Une blockchain publique ne signifie pas que chaque détail financier doive être public.

C’est l’un des plus grands défis que je vois à mesure que la finance traditionnelle évolue vers la chaîne.

Imaginez qu’une entreprise utilise la blockchain pour les paiements, les investissements ou des actifs tokenisés.

Ses concurrents devraient-ils pouvoir voir ses soldes ?

Tout le monde devrait-il connaître la taille exacte de chaque transaction ?

L’activité financière entière d’un investisseur devrait-elle devenir visible de façon permanente ?

Probablement pas.

C’est pourquoi @Dusk adopte une approche intéressante de la confidentialité de la blockchain.

Au lieu de choisir entre une transparence totale et un secret total, Dusk est conçu autour de la divulgation sélective.

L’idée est simple :

→ L’activité financière peut rester confidentielle
→ Les informations nécessaires peuvent toutefois être divulguées quand c’est nécessaire
→ Les entreprises n’ont pas à exposer des données sensibles publiquement
→ La conformité et la confidentialité peuvent coexister dans le même système

Cela compte parce que la finance traditionnelle dépend déjà fortement de la confidentialité.

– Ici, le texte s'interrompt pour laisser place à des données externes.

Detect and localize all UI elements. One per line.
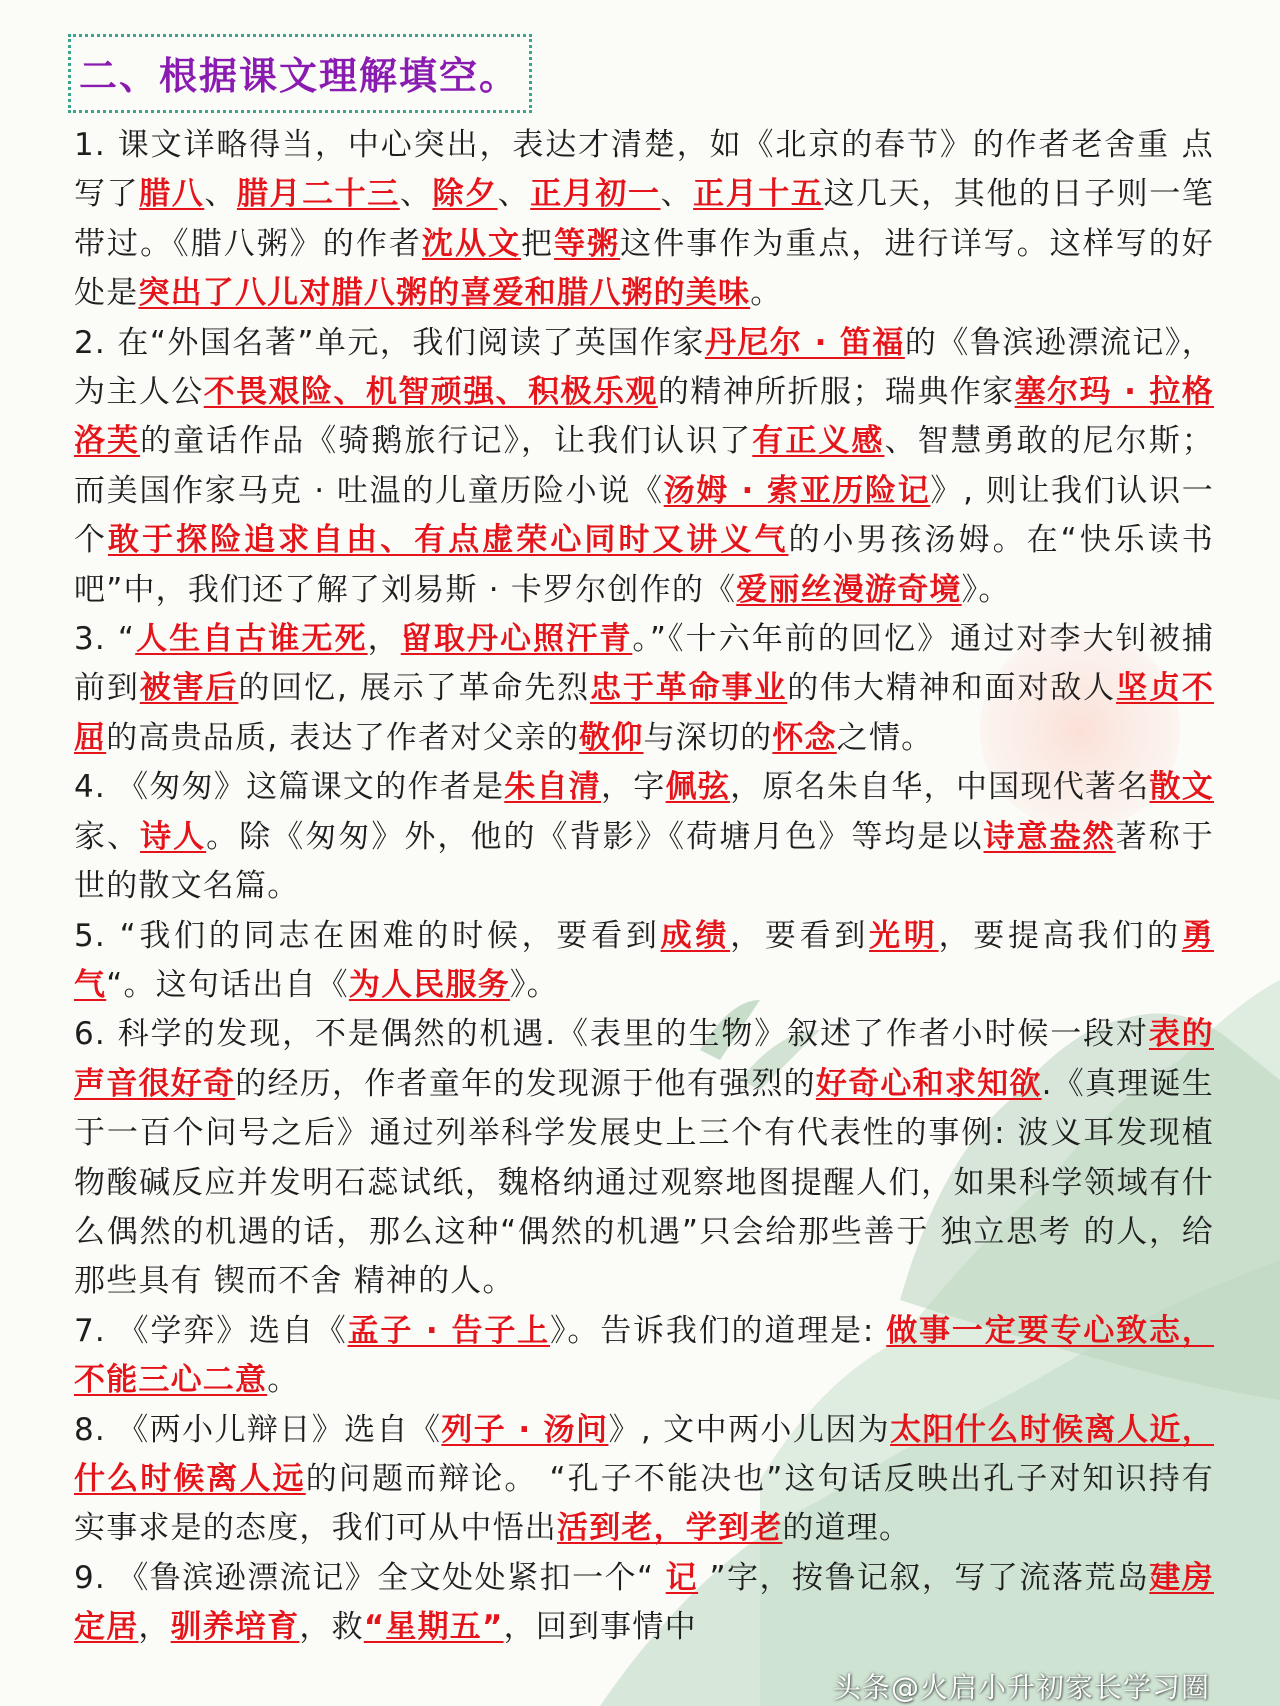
question-text: 。”《十六年前的回忆》通过对李大钊被捕前到 xyxy=(74,621,1215,707)
question-text: 6. 科学的发现，不是偶然的机遇.《表里的生物》叙述了作者小时候一段对 xyxy=(74,1016,1149,1053)
answer: 太阳什么时候离人近，什么时候离人远 xyxy=(74,1411,1215,1497)
section-title: 二、根据课文理解填空。 xyxy=(79,54,520,98)
question-text: 的经历，作者童年的发现源于他有强烈的 xyxy=(235,1065,816,1102)
answer: 汤姆 · 索亚历险记 xyxy=(663,472,931,509)
answer: 正月十五 xyxy=(693,176,824,213)
question-text: 9. 《鲁滨逊漂流记》全文处处紧扣一个“ xyxy=(74,1559,666,1596)
question-text: 8. 《两小儿辩日》选自《 xyxy=(74,1411,442,1448)
answer: 朱自清 xyxy=(504,769,602,806)
question-text: 这几天，其他的日子则一笔带过。《腊八粥》的作者 xyxy=(74,176,1215,262)
answer: 塞尔玛 · 拉格洛芙 xyxy=(74,374,1214,460)
answer: 等粥 xyxy=(554,225,621,262)
question-8 xyxy=(74,1406,1214,1554)
question-text: 把 xyxy=(521,225,555,262)
answer: 爱丽丝漫游奇境 xyxy=(736,571,962,608)
answer: 诗意盎然 xyxy=(983,818,1116,855)
answer: 留取丹心照汗青 xyxy=(400,621,633,658)
question-text: ”字，按鲁记叙，写了流落荒岛 xyxy=(698,1559,1150,1596)
question-text: 3. “ xyxy=(74,621,136,658)
question-text: 2. 在“外国名著”单元，我们阅读了英国作家 xyxy=(74,324,705,361)
answer: 列子 · 汤问 xyxy=(441,1411,609,1448)
question-text: “。这句话出自《 xyxy=(106,966,349,1003)
question-text: ， xyxy=(367,621,401,658)
question-text: 之情。 xyxy=(836,719,934,756)
question-text: 5. “我们的同志在困难的时候，要看到 xyxy=(74,917,661,954)
answer: 表的声音很好奇 xyxy=(74,1016,1214,1102)
answer: “星期五” xyxy=(363,1609,504,1646)
answer: 做事一定要专心致志，不能三心二意 xyxy=(74,1312,1215,1399)
question-text: 的高贵品质, 表达了作者对父亲的 xyxy=(106,719,580,756)
question-text: 。除《匆匆》外，他的《背影》《荷塘月色》等均是以 xyxy=(206,818,984,855)
question-4 xyxy=(74,763,1214,911)
question-text: 。 xyxy=(267,1362,300,1399)
answer: 有正义感 xyxy=(752,423,885,460)
question-text: 的道理。 xyxy=(782,1510,912,1547)
question-text: ， xyxy=(138,1609,171,1646)
question-6 xyxy=(74,1010,1214,1306)
answer: 散文 xyxy=(1149,769,1214,806)
question-text: .《真理诞生于一百个问号之后》通过列举科学发展史上三个有代表性的事例: 波义耳发现植物酸碱反应并发明石蕊试纸，魏格纳通过观察地图提醒人们，如果科学领域有什么偶然的机遇的话，那么这种“偶然的机遇”只会给那些善于 独立思考 的人，给那些具有 锲而不舍 精神的人。 xyxy=(74,1065,1215,1300)
question-text: 、 xyxy=(497,176,531,213)
question-text: 1. 课文详略得当，中心突出，表达才清楚，如《北京的春节》的作者老舍重 点写了 xyxy=(74,127,1214,213)
answer: 敢于探险追求自由、有点虚荣心同时又讲义气 xyxy=(108,522,789,559)
answer: 诗人 xyxy=(140,818,207,855)
question-text: 与深切的 xyxy=(643,719,773,756)
answer: 忠于革命事业 xyxy=(589,670,788,707)
question-text: 、 xyxy=(399,176,433,213)
question-9 xyxy=(74,1554,1214,1653)
answer: 腊月二十三 xyxy=(236,176,400,213)
question-text: 4. 《匆匆》这篇课文的作者是 xyxy=(74,769,505,806)
answer: 人生自古谁无死 xyxy=(135,621,368,658)
question-text: 的精神所折服；瑞典作家 xyxy=(657,374,1015,411)
answer: 沈从文 xyxy=(421,225,522,262)
question-text: 这件事作为重点，进行详写。这样写的好处是 xyxy=(74,225,1215,312)
question-text: 》。 xyxy=(509,966,559,1003)
question-text: 、智慧勇敢的尼尔斯；而美国作家马克 · 吐温的儿童历险小说《 xyxy=(74,423,1214,509)
answer: 光明 xyxy=(869,917,939,954)
question-text: 、 xyxy=(204,176,237,213)
question-text: 。 xyxy=(750,275,783,312)
answer: 成绩 xyxy=(660,917,731,954)
question-text: 》。告诉我们的道理是: xyxy=(550,1312,887,1349)
section-title-box xyxy=(68,34,532,113)
answer: 驯养培育 xyxy=(170,1609,300,1646)
answer: 腊八 xyxy=(139,176,205,213)
answer: 活到老，学到老 xyxy=(557,1510,783,1547)
question-text: ，原名朱自华，中国现代著名 xyxy=(730,769,1150,806)
question-text: 的小男孩汤姆。在“快乐读书吧”中，我们还了解了刘易斯 · 卡罗尔创作的《 xyxy=(74,522,1214,608)
question-text: ，救 xyxy=(299,1609,364,1646)
question-text: 》, 文中两小儿因为 xyxy=(608,1411,891,1448)
question-text: 、 xyxy=(660,176,694,213)
question-text: 的问题而辩论。 “孔子不能决也”这句话反映出孔子对知识持有实事求是的态度，我们可从中悟出 xyxy=(74,1460,1214,1547)
question-text: 家、 xyxy=(74,818,141,855)
answer: 勇气 xyxy=(74,917,1214,1003)
answer: 好奇心和求知欲 xyxy=(815,1065,1042,1102)
answer: 敬仰 xyxy=(579,719,644,756)
question-text: 》。 xyxy=(961,571,1011,608)
fill-in-worksheet xyxy=(74,34,1214,1653)
answer: 孟子 · 告子上 xyxy=(347,1312,551,1349)
answer: 不畏艰险、机智顽强、积极乐观 xyxy=(203,374,658,411)
question-text: 》, 则让我们认识一个 xyxy=(74,472,1214,559)
question-5 xyxy=(74,912,1214,1011)
answer: 坚贞不屈 xyxy=(74,670,1215,756)
answer: 怀念 xyxy=(772,719,837,756)
question-3 xyxy=(74,615,1214,763)
answer: 突出了八儿对腊八粥的喜爱和腊八粥的美味 xyxy=(138,275,751,312)
question-text: 的《鲁滨逊漂流记》，为主人公 xyxy=(74,324,1215,411)
question-text: ，字 xyxy=(601,769,666,806)
question-2 xyxy=(74,319,1214,615)
question-text: ，要提高我们的 xyxy=(938,917,1182,954)
question-text: 7. 《学弈》选自《 xyxy=(74,1312,348,1349)
question-text: 的回忆, 展示了革命先烈 xyxy=(238,670,590,707)
answer: 正月初一 xyxy=(530,176,661,213)
question-text: ，回到事情中 xyxy=(503,1609,697,1646)
question-text: ，要看到 xyxy=(730,917,870,954)
question-text: 的童话作品《骑鹅旅行记》，让我们认识了 xyxy=(140,423,753,460)
question-text: 著称于世的散文名篇。 xyxy=(74,818,1214,905)
watermark-text: 头条@火启小升初家长学习圈 xyxy=(832,1671,1210,1704)
answer: 丹尼尔 · 笛福 xyxy=(704,324,905,361)
answer: 为人民服务 xyxy=(348,966,510,1003)
answer: 记 xyxy=(665,1559,699,1596)
answer: 被害后 xyxy=(139,670,239,707)
question-text: 的伟大精神和面对敌人 xyxy=(787,670,1117,707)
question-7 xyxy=(74,1307,1214,1406)
answer: 除夕 xyxy=(432,176,498,213)
question-1 xyxy=(74,121,1214,319)
answer: 佩弦 xyxy=(665,769,731,806)
answer: 建房定居 xyxy=(74,1559,1214,1646)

Les banques ne publient pas chaque solde de client.

Les entreprises ne diffusent pas chaque transaction financière.

Les investisseurs ne s’attendent pas à ce que l’intégralité de leur portefeuille soit visible par des inconnus.

Si une finance réglementée doit passer sur la chaîne, la blockchain devra peut-être offrir davantage que la transparence.

Elle doit offrir une transparence contrôlée.

Cela pourrait être l’un des domaines dans lesquels $DUSK becomes particulièrement pertinent, alors que les actifs du monde réel et la finance institutionnelle continuent de migrer vers la chaîne.

La confidentialité ne consiste pas à tout cacher.

Parfois, il s’agit simplement de montrer les bonnes informations aux bonnes personnes.